Ich weiß nicht, wieso ich Aurelians Patentante bin. Römischer Kaiser, endlich ein männlicher Thronfolger. Nicht auszudenken mit nichts als einer Tochter. Sein Vater kennt mich nicht und es ist ihm egal. Meine Mutter, will sie beweisen, dass die Tochter auch was taugt, rennt nach oben, zeigt Publikationen.
Er sagt: „Joa, ist doch schön“, aber ich weiß, was er denkt: Mama, ich bin doch da, wieso redest du die ganze Zeit von ihr? Weil du nie von ihr redest, würde sie entgegnen. Du fragst nie, weißt nicht, in welchem Stadtteil sie lebt, weißt nicht, womit sie ihre Zeit verbringt, ihr Geld verdient.
Schreiben? Hedonistischer Zeitvertreib. Mann hat dafür keine Zeit: arbeitet sechzig Stunden die Woche, macht Überstunden, ist der erste und letzte im Krankenhaus.

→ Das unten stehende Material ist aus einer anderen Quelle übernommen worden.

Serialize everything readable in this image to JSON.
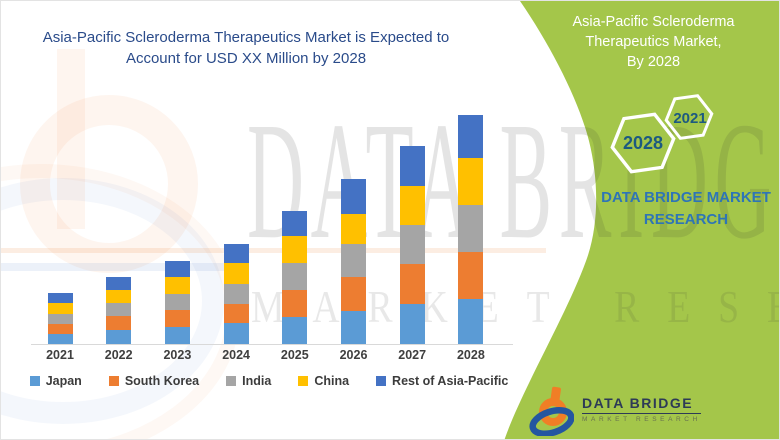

Warum er das macht, jede Gelegenheit nutzt, von Zuhause abzuhauen, sagt er nicht. Redet man nicht über seine Themen – Nachbarn, Todesfälle, Krankheiten, Grundstückkauf – schweigt er. Er glaubt weder an Gott noch an die Kirche, aber getauft werden müssen Sohn und Tochter trotzdem. Sonst können sie später nicht aufs katholische Gymnasium, Ärzte werden, wie er.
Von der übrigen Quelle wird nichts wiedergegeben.